At least I can claim I have good intuition and can read a situation and people.
They called me this morning to say they were very sorry, the guy I met yesterday did not think I was the right person for the role. He had concerns about how much I had moved around and had a sense that I lacked direction…
My sponsor/contact seemed genuinely put out. We had got on really well and gotten to know each other as this THREE MONTH application process went on.
The irony? I had never applied to this place – they had headhunted me two years ago, still had my details on file and called me again 3-4 months ago, which is how the situation arose. In some ways that makes it worse, of course!!!

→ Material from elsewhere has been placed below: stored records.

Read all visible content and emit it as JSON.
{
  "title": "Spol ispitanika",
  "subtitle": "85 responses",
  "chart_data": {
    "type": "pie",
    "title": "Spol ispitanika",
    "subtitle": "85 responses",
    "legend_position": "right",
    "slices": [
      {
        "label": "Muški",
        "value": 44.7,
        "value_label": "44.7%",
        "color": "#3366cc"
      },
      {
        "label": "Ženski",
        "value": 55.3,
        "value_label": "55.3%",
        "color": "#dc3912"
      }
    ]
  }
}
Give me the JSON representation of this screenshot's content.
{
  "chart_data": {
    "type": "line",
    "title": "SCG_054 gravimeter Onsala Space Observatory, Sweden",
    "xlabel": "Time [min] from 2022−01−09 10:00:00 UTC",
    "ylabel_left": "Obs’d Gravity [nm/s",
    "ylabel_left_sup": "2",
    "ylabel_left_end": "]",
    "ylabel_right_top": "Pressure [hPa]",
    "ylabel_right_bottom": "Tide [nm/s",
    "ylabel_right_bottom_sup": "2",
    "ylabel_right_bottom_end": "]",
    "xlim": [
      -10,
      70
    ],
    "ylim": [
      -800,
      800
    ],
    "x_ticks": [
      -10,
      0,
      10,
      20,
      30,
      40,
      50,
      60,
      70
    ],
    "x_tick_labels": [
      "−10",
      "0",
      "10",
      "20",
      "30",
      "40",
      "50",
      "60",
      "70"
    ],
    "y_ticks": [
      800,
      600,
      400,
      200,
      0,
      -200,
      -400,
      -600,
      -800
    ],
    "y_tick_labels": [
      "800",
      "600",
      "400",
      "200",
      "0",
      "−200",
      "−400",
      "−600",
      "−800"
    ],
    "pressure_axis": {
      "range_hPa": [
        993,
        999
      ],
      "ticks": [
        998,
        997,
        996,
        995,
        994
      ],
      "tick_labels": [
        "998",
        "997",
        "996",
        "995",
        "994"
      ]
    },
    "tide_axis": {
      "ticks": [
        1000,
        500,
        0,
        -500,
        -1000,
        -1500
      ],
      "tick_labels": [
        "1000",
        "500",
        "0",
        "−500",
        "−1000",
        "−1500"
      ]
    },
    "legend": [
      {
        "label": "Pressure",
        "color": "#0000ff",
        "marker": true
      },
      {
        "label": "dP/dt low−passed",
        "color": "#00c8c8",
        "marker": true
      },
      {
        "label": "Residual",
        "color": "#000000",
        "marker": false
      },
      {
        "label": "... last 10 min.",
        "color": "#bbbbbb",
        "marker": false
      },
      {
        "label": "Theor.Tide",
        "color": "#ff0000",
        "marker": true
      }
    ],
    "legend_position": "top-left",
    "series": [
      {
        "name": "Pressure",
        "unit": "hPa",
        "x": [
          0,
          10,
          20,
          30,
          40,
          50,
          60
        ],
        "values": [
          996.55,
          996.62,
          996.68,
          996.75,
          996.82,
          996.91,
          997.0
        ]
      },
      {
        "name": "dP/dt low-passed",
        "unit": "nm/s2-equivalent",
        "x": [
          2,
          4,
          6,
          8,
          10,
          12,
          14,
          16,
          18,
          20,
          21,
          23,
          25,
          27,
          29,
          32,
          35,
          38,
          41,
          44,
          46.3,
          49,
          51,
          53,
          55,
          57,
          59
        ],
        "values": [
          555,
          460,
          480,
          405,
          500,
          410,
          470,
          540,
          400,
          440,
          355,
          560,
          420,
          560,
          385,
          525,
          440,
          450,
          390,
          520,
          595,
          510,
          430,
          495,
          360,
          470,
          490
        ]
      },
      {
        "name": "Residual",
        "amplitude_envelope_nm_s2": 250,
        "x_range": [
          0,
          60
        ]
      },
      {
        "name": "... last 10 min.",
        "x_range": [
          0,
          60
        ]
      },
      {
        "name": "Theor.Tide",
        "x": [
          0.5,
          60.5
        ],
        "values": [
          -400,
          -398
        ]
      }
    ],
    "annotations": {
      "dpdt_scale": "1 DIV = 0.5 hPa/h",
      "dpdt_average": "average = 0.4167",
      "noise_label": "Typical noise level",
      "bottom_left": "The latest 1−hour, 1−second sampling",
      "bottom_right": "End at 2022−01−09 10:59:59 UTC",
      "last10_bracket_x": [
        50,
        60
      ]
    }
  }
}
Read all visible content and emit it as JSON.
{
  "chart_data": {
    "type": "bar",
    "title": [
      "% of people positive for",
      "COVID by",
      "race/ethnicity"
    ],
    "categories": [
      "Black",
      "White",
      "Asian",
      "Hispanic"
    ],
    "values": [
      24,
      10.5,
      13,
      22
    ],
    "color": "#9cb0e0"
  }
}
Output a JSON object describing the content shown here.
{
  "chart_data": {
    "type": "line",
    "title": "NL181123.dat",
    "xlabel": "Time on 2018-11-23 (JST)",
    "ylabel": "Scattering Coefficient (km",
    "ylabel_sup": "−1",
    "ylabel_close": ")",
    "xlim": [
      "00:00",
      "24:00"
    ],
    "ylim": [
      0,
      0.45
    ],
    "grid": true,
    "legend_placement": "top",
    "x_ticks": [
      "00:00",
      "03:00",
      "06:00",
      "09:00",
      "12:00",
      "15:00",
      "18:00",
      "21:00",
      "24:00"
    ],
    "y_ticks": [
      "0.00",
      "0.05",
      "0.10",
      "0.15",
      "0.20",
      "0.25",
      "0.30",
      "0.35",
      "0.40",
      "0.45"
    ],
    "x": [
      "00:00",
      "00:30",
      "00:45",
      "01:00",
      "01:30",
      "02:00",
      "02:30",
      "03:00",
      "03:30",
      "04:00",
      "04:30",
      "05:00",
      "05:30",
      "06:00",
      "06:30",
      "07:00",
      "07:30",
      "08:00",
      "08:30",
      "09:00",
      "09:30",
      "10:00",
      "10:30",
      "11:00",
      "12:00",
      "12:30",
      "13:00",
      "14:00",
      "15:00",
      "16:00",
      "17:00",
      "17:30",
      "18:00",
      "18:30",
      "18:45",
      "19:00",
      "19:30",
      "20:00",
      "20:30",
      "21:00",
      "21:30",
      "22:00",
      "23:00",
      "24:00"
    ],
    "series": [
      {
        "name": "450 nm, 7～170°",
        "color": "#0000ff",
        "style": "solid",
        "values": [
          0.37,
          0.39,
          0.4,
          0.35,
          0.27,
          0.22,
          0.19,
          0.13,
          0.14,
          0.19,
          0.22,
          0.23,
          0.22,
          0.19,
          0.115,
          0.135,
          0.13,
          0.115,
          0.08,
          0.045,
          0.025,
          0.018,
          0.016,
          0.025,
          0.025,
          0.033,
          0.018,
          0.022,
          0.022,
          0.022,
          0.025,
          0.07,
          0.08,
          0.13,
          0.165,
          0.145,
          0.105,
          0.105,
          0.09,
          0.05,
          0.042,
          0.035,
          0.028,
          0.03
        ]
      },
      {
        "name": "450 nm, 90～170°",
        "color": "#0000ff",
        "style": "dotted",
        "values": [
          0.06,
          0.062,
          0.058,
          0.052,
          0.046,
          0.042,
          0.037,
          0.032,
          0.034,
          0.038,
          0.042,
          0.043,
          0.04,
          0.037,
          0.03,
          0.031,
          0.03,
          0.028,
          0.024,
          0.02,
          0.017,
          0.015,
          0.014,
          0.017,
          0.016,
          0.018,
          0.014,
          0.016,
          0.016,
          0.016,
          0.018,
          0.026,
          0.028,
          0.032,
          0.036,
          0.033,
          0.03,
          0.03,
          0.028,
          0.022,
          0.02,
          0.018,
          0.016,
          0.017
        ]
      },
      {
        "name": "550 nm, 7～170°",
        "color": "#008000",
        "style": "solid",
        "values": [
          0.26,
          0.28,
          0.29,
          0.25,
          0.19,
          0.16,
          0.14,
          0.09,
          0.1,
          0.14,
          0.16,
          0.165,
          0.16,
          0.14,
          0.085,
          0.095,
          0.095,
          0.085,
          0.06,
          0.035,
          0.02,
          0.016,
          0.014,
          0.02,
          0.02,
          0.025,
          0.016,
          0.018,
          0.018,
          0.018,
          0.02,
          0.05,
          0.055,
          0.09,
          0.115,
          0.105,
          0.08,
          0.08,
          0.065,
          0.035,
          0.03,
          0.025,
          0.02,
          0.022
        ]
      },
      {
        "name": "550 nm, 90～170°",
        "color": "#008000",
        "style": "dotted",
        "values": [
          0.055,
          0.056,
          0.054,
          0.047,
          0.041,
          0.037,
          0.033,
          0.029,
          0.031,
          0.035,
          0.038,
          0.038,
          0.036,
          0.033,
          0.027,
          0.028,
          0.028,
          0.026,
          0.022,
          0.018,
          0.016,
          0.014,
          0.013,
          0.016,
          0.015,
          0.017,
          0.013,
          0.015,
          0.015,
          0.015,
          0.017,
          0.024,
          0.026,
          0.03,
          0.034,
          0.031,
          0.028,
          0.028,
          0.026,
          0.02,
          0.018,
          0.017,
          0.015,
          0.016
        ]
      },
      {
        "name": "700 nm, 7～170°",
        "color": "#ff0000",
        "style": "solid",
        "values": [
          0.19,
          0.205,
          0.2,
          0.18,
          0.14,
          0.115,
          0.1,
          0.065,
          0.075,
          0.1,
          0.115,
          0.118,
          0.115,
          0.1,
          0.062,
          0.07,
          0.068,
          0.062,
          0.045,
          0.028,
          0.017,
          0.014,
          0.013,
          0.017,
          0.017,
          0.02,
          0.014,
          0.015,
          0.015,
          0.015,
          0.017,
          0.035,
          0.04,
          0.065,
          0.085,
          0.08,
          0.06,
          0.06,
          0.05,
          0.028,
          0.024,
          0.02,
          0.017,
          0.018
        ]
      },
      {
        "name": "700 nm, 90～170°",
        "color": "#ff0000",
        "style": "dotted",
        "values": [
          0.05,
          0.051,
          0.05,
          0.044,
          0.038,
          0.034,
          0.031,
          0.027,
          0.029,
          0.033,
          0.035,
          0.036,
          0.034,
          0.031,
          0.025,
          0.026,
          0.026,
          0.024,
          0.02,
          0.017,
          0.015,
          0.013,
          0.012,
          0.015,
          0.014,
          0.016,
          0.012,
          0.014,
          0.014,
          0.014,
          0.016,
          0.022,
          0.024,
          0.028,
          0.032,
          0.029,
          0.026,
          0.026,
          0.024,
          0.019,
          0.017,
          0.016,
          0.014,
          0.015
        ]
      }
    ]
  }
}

I don’t feel all that bad about it. A career is not simply down to fate – but I do feel that it wasn’t meant to be if this guy and I had no chemistry (which we didn’t) and he would have been a major reporting line for the role. My biggest regret is that I was not pursuing other things more strongly over the last three months. The main reason for this is that I had never, ever thought it would take this long.
Onward and upward.
Sorry to hear this, lovely. The right one WILL come along. Or we can go into business together! 🙂
Yes it’s never easy to take any rejection so I’m glad you’re at least putting a brave and positive face on things. In my day (don’t go there) moving jobs after a few years would definitely count against you in most professions but I think that changed a decade or more ago . However the higher the position, the more it must still be the case as no company wants to invest time and effort on both interviewing applicants or training them if it looks like they are ‘movers’ after a few years.
Maybe showing you CAN commit if the job is right would be something to stress during interviews. Make a perceived weakness into a strength by giving them the ‘warm feeling’ that THIS is the job you’ve been waiting for !
Of course, as you astutely said, YOU need to be sure of your direction too.